"At the heard of the writers strike, a tangled web"

I’m doing a little web surfing this morning before getting ready for the NCTE– perhaps the last time I’ll be online on this trip since I don’t expect to be back here until later tonight, and since I’d have to pay another $10 for internet access for that time, I think I’ll probably wait to post any thoughts about the conference until Saturday night from home.

In any event, while surfing, I came across this article from the Chicago Tribune, “At the heart of the writers strike, a tangled Web.” It’s interesting stuff to me as a writer and a “technology guy,” and I can imagine that this strike will be something worthy of study in the future. Here’s a quote:

As the screenwriter Phil Alden Robinson (“Field of Dreams”) says in an explanatory video at United Hollywood (unitedhollywood.blogspot.com), a quasi-official strike blog, “This is our generation’s moment.”

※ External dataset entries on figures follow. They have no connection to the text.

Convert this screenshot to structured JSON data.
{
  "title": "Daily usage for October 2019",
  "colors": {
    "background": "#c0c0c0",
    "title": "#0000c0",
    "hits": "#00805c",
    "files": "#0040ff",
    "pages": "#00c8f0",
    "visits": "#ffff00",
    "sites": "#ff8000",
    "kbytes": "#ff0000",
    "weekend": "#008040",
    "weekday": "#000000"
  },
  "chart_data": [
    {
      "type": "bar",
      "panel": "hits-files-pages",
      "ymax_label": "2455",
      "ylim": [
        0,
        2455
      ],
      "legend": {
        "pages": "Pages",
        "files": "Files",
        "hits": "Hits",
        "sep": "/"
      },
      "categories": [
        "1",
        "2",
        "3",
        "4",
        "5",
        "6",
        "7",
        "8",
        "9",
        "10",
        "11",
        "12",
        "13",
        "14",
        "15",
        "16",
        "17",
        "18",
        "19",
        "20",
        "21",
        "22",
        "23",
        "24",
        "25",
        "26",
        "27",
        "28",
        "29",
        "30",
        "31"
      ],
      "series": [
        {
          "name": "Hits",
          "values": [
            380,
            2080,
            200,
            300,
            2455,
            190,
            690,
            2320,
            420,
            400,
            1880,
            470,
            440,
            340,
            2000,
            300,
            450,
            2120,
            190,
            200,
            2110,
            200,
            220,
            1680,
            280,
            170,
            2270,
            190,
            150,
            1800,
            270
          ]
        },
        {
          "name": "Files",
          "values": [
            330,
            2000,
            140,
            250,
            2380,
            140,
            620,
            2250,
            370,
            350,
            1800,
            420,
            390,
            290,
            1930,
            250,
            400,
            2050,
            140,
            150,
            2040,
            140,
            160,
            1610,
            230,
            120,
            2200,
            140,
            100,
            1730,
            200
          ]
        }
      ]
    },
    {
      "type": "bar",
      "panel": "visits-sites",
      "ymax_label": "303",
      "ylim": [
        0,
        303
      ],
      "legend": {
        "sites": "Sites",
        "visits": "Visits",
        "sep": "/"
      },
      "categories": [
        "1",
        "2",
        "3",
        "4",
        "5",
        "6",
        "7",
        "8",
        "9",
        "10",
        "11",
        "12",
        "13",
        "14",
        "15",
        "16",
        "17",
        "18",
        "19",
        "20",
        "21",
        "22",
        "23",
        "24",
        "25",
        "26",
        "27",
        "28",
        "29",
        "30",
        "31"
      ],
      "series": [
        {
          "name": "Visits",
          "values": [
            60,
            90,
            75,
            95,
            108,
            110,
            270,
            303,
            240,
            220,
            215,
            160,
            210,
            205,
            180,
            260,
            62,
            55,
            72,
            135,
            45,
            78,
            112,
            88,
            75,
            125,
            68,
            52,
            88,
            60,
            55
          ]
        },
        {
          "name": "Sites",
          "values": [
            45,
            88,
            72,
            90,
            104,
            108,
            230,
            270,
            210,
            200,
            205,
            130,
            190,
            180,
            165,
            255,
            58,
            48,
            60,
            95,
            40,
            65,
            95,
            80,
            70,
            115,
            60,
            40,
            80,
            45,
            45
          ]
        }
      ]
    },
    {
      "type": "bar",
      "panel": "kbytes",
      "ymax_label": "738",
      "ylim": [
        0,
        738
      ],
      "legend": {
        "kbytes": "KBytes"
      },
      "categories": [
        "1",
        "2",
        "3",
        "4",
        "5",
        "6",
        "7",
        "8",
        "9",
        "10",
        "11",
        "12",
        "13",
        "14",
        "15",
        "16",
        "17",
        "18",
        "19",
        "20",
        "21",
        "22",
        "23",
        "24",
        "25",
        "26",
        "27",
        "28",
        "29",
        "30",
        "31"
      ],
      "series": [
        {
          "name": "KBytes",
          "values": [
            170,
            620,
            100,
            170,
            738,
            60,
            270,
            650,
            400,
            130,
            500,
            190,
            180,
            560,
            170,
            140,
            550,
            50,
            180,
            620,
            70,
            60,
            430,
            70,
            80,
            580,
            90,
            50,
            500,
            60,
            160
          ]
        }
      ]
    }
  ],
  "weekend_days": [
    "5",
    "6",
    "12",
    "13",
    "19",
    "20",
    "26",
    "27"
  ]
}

The writers union gave in to producers and took a pay cut when royalty rates for home-video sales were being negotiated in the 1980s, he says, and it was a huge mistake to compromise merely because it was an unproven business. Now, the issue is another fledgling business, the Internet, threatening to again change the means by which people get their entertainment.

“I don’t want, 30 years from now, writers looking back at us, saying, ‘What were these clowns thinking about? How could they not know that the digital revolution was everything?’ ” Robinson says.

But now I gotta get ready for the teacher-type gig.